Car dealers have protested at new car registration procedures and documentation introduced by the Excise and Taxation Department, saying they create more hassles for buyers and sellers.
Rizwan Goraya, press secretary of the Jail Road Traders Association, told The Express Tribune that the association had lodged a protest against the new registration policy with the Excise and Taxation director general.
On July 1, the department introduced new passport-size booklets for car registration with special security features, to replace the one-page registration papers used previously. Buyers and sellers of cars will need to get the new booklets. People not intending to sell their cars can continue to pay the yearly token fee on the old registration papers.
Car dealers said that the new registration booklet, which costs Rs500, had an expiry date, unlike the old papers. Further, the booklet expires five years from the date that the car was registered, rather than the date the booklet was issued. That would mean, for example, that the owner of a car registered in 2008 for which a new booklet is issued this year would need to obtain another booklet next year.
Car dealers also object to some features of a new sale deed introduced by the E&T Department. They said that the sale deed did not actually state the price the car was bought at, unlike the old deed. This would create difficulties for buyers and sellers, he said, as a person wanting to sell his car would have no proof of the price he had paid for the car.

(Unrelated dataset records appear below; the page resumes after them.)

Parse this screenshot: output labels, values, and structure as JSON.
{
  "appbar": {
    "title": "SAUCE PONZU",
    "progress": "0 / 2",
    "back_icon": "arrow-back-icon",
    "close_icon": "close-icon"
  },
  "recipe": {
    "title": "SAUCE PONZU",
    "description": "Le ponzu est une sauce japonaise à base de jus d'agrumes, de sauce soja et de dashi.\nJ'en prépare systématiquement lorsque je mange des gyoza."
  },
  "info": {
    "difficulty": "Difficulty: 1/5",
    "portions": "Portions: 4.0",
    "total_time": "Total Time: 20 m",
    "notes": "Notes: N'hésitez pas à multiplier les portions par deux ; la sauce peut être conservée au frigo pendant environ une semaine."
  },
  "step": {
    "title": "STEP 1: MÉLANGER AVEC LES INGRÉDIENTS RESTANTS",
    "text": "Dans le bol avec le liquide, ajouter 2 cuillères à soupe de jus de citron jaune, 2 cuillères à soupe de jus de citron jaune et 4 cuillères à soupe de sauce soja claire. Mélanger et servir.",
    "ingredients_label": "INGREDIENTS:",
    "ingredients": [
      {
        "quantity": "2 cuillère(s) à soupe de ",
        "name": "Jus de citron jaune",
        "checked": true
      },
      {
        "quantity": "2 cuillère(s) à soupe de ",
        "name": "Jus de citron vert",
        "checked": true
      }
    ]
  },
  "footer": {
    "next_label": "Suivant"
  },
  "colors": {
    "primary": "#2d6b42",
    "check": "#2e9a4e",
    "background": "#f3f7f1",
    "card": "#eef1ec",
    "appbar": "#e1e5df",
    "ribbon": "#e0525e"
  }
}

The new sale deeds would also expire after a month, meaning a person would have to sell their car within a month of obtaining the deed from the department. Previously, there was no such restriction.
Earlier, the E&T Department had also made it compulsory for the car owner to be physically present when seeking to obtain a sale deed. The rule was relaxed after car dealers associations protested to the E&T director general.
The new registration booklet is missing much information that was in the old papers and this would complicate buying and selling, Goraya said. The new booklet does not state the colour of the car, the date the car was imported or transferred. It states the name of the first owner and the current owner, but not the people who owned the car in between. It also does not bear the name or stamp of the E&T office where it was issued.
The registration policy also introduced a mandatory lifetime token fee of Rs10,000 for cars of up to 1,000cc capacity, whereas previously registration fees had to be paid each year.
Hafiz Usman, who recently sold his old 1,000cc car and bought a new one, said that he had had to pay the lifetime token fee twice, once for the old car and once for the new one. He said that he had gone with the buyer to the E&T office to get the car transferred when they insisted he first pay the token fee for the old car. He said he was unable to charge the buyer the extra as they had already agreed a fee.
The new policy was introduced on July 1 without advanced notice, said Goraya of the Jail Road Traders Association. He said another major concern was that the E&T office was keeping the old vehicle registration papers when issuing the new booklets, rather than voiding the old papers and returning them. He said that files had been stolen from the E&T office twice in recent months. Should someone steal old registration papers from the office, they could use them to draw up fake registration booklets.
Officials at the E&T office in Lahore said that they had received instructions about the new policy and registration books just two days before they were introduced, while offices outside Lahore did not even receive the instructions by July 1.
E&T Director General Saeed Ahmad Nawaz said that the new registration booklet was prepared according to the Motor Vehicles (Registration) Ordinance. He said Form G of the ordinance did not seek to specify the colour, date of import or hire-purchase agreement so it was not included in the registration book. The sale deed was also prepared according to the ordinance, he said.
He said that the E&T Department hoped to introduce lifetime token fees for cars of up to 1,300cc capacity, provided the initiative for 1,000cc cars was well-received by the public. He said that there were nine million cars registered with the E&T office and it would take a while to get them all onto the new registration books. Asked why it was necessary to renew the registration books every five years, he said the book tended to “get out of shape”.
He said that the Federal Board of Revenue had objected to the new lifetime token fees because it received less from car registration. Previously, the FBR received around Rs600 in taxes out of the yearly token fee of around Rs1,500. It is to receive roughly the same amount from the lifetime token fee, but only once rather than on a yearly basis. He said the board’s objections were still to be discussed in detail, but he was against it as it would require increasing the token fee.
Published in The Express Tribune, August 3rd, 2012.